Japanese industrial output slid for the fifth month in a row in February as weak exports weighed on an economy mired in its worst recession since World War Two, but there were tentative signs of recovery.
Manufacturers said they expect output to rise in March and April and reported a record fall in inventories, showing that rapid production cuts in response to the global financial crisis had helped reduce huge stockpiles of unsold goods.
Inventories rose quickly at the end of last year as drastic falls in exports left Japan's big car and tech companies scrambling to cut factory shifts and lay off contract workers.
Forecasts of a recovery in production of about 3 per cent in each of the next two months was seen as a sign that output may have reached a low, although no rapid rebound was expected.
“Industrial production will probably bottom out in the second quarter and start rising in the third quarter,” said Kyohei Morita, chief economist at Barclays Capital.
“Manufacturers are bottoming out by cutting costs and jobs, which has a negative impact on households and non-manufacturers. We need fiscal stimulus for these parts of the economy, and the government may announce something specific at the G20 meeting.”
The government plans to map out a new stimulus package ahead of a G20 summit in London this week, with support planned for households to boost an economy suffering rising unemployment.
Industrial output fell 9.4 per cent in February, a slightly larger decline than the median market forecast for a 9.2 per cent decline, after dropping a record 10.2 per cent in January.

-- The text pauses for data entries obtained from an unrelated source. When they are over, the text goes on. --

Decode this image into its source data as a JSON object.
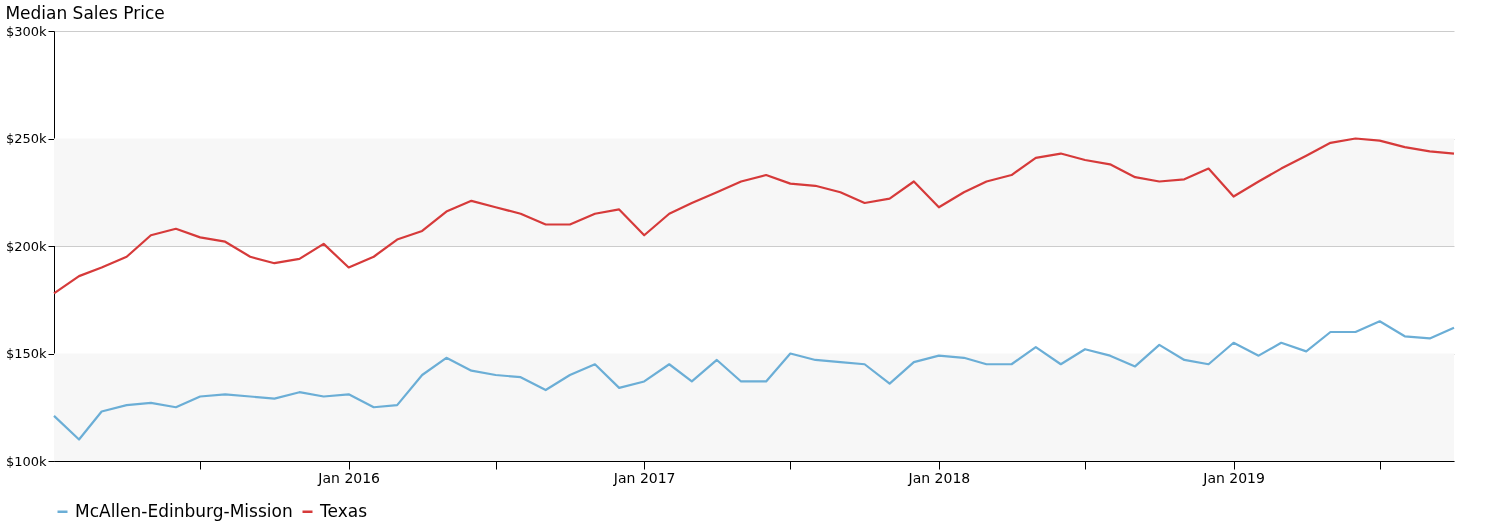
{
  "chart_data": {
    "type": "line",
    "title": "Median Sales Price",
    "x": [
      "2015-01",
      "2015-02",
      "2015-03",
      "2015-04",
      "2015-05",
      "2015-06",
      "2015-07",
      "2015-08",
      "2015-09",
      "2015-10",
      "2015-11",
      "2015-12",
      "2016-01",
      "2016-02",
      "2016-03",
      "2016-04",
      "2016-05",
      "2016-06",
      "2016-07",
      "2016-08",
      "2016-09",
      "2016-10",
      "2016-11",
      "2016-12",
      "2017-01",
      "2017-02",
      "2017-03",
      "2017-04",
      "2017-05",
      "2017-06",
      "2017-07",
      "2017-08",
      "2017-09",
      "2017-10",
      "2017-11",
      "2017-12",
      "2018-01",
      "2018-02",
      "2018-03",
      "2018-04",
      "2018-05",
      "2018-06",
      "2018-07",
      "2018-08",
      "2018-09",
      "2018-10",
      "2018-11",
      "2018-12",
      "2019-01",
      "2019-02",
      "2019-03",
      "2019-04",
      "2019-05",
      "2019-06",
      "2019-07",
      "2019-08",
      "2019-09",
      "2019-10"
    ],
    "series": [
      {
        "name": "McAllen-Edinburg-Mission",
        "color": "#6baed6",
        "values": [
          121000,
          110000,
          123000,
          126000,
          127000,
          125000,
          130000,
          131000,
          130000,
          129000,
          132000,
          130000,
          131000,
          125000,
          126000,
          140000,
          148000,
          142000,
          140000,
          139000,
          133000,
          140000,
          145000,
          134000,
          137000,
          145000,
          137000,
          147000,
          137000,
          137000,
          150000,
          147000,
          146000,
          145000,
          136000,
          146000,
          149000,
          148000,
          145000,
          145000,
          153000,
          145000,
          152000,
          149000,
          144000,
          154000,
          147000,
          145000,
          155000,
          149000,
          155000,
          151000,
          160000,
          160000,
          165000,
          158000,
          157000,
          162000
        ]
      },
      {
        "name": "Texas",
        "color": "#d63a3a",
        "values": [
          178000,
          186000,
          190000,
          195000,
          205000,
          208000,
          204000,
          202000,
          195000,
          192000,
          194000,
          201000,
          190000,
          195000,
          203000,
          207000,
          216000,
          221000,
          218000,
          215000,
          210000,
          210000,
          215000,
          217000,
          205000,
          215000,
          220000,
          225000,
          230000,
          233000,
          229000,
          228000,
          225000,
          220000,
          222000,
          230000,
          218000,
          225000,
          230000,
          233000,
          241000,
          243000,
          240000,
          238000,
          232000,
          230000,
          231000,
          236000,
          223000,
          230000,
          236000,
          242000,
          248000,
          250000,
          249000,
          246000,
          244000,
          243000
        ]
      }
    ],
    "xlim": [
      "2015-01",
      "2019-10"
    ],
    "xticks": [
      {
        "value": "2015-07",
        "label": null
      },
      {
        "value": "2016-01",
        "label": "Jan 2016"
      },
      {
        "value": "2016-07",
        "label": null
      },
      {
        "value": "2017-01",
        "label": "Jan 2017"
      },
      {
        "value": "2017-07",
        "label": null
      },
      {
        "value": "2018-01",
        "label": "Jan 2018"
      },
      {
        "value": "2018-07",
        "label": null
      },
      {
        "value": "2019-01",
        "label": "Jan 2019"
      },
      {
        "value": "2019-07",
        "label": null
      }
    ],
    "ylim": [
      100000,
      300000
    ],
    "yticks": [
      {
        "value": 100000,
        "label": "$100k"
      },
      {
        "value": 150000,
        "label": "$150k"
      },
      {
        "value": 200000,
        "label": "$200k"
      },
      {
        "value": 250000,
        "label": "$250k"
      },
      {
        "value": 300000,
        "label": "$300k"
      }
    ],
    "bands": [
      {
        "axis": "y",
        "from": 100000,
        "to": 150000,
        "color": "#f7f7f7"
      },
      {
        "axis": "y",
        "from": 200000,
        "to": 250000,
        "color": "#f7f7f7"
      }
    ],
    "grid": "y",
    "legend": "bottom",
    "line_style": "solid"
  }
}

Hit by plunging global demand and weak consumption at home, Japan's export-reliant economy shrank 3.2 per cent in the fourth quarter, its fastest decline since the 1974 oil crisis and twice as fast as the US and euro zone economies.
Analysts expect Japan's economy to keep shrinking in the first half of the year - meaning a record five quarters of contraction - but some see brighter signs in export markets.
New US orders for long-lasting goods rose in February for the first time in seven months and there are signs that sharp falls in exports from Asia to the US may be easing.
Shares in Asian chip makers have rebounded from rapid falls on an improving outlook for the battered sector and Tokyo's Nikkei share average rose 8.6 per cent last week.
But the Nikkei fell 4.5 per cent today, its biggest one-day fall in over two months, after a US autos task force rejected the turnaround plans of General Motors and Chrysler, sending Japanese automakers tumbling.